Toda obediência é o corolário da autoridade. Sem autoridade instituída e vinculante, não há obediência.
Uma vez que este fenómeno de obediência instituída é tão generalizado,
temos de concluir que estamos perante um preocupante flagelo social patológico.
Sem uma aprendizagem e
interiorização precoce da submissão à autoridade, não há obediência. Ao
obedecer, o homem assina a sua submissão e reconhece o direito do outro, do
poderoso, a exercer autoridade sobre ele e sobre a sociedade. E sobre a sua
personalidade e a comunidade.
A obediência é recompensada de acordo com o grau de submissão à autoridade.
Quanto mais obsequiosa for a obediência, mais a servidão é recompensada.
Excepto nos contextos extremos da guerra, do colonialismo, da escravatura
ou da tomada de reféns, a obediência é exercida livremente, é oferecida com
toda a tranquilidade à autoridade. De facto, por condicionamento, por educação.

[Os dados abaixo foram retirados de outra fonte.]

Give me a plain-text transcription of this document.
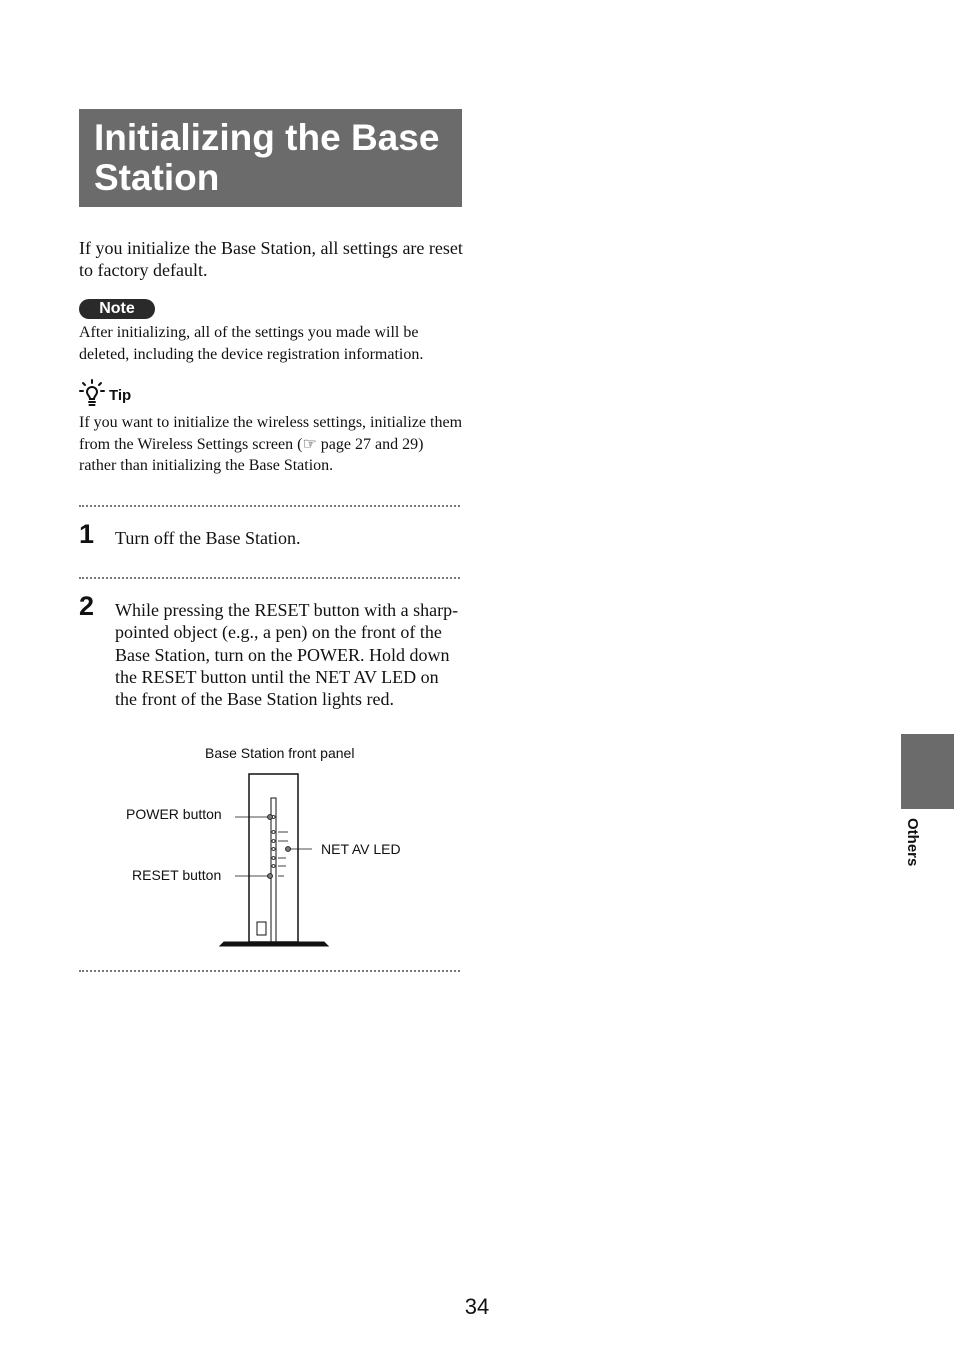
Initializing the Base Station

If you initialize the Base Station, all settings are reset to factory default.

Note

After initializing, all of the settings you made will be deleted, including the device registration information.

Tip

If you want to initialize the wireless settings, initialize them from the Wireless Settings screen (☞ page 27 and 29) rather than initializing the Base Station.

1 Turn off the Base Station.

2 While pressing the RESET button with a sharp-pointed object (e.g., a pen) on the front of the Base Station, turn on the POWER. Hold down the RESET button until the NET AV LED on the front of the Base Station lights red.

Base Station front panel
POWER button
RESET button
NET AV LED	Others
34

A obediência é sobretudo ensinada no sistema educativo francês. A
disciplina é inculcada nas escolas das casernas. O condicionamento é praticado
durante pelo menos quinze anos para produzir adultos com diplomas de
obediência. Adultos prontos para se alistarem sob a autoridade de um chefe, de
um oficial superior, para servirem no exército, para reprimirem qualquer
autoridade ou instituição despótica.
Enquanto a autoridade e a obediência forem virtudes sociais cardeais,
toleradas com abnegação, a sociedade funcionará como uma selva composta por
animais bípedes governados unicamente pelo instinto de dominar e matar. Poucos
homens são lobos para o homem, demasiados são ovelhas.
Uma coisa é certa: nas sociedades baseadas na exploração e na opressão, a
obediência é mais difícil de vencer do que a autoridade.
A obediência é um cancro que corrói a
sociedade, que fez da tolerância (às desigualdades e violências instituídas e
infligidas pelos poderosos e governantes) uma virtude cardinal.
A sociedade contemporânea, dita democrática, sofre de uma "tolerância" aguda. Tolera todas as injustiças e "patologias" sociais em nome do respeito pela diferença e pela alteridade. Tolera a fome, as guerras, os genocídios, a violência social e estatal.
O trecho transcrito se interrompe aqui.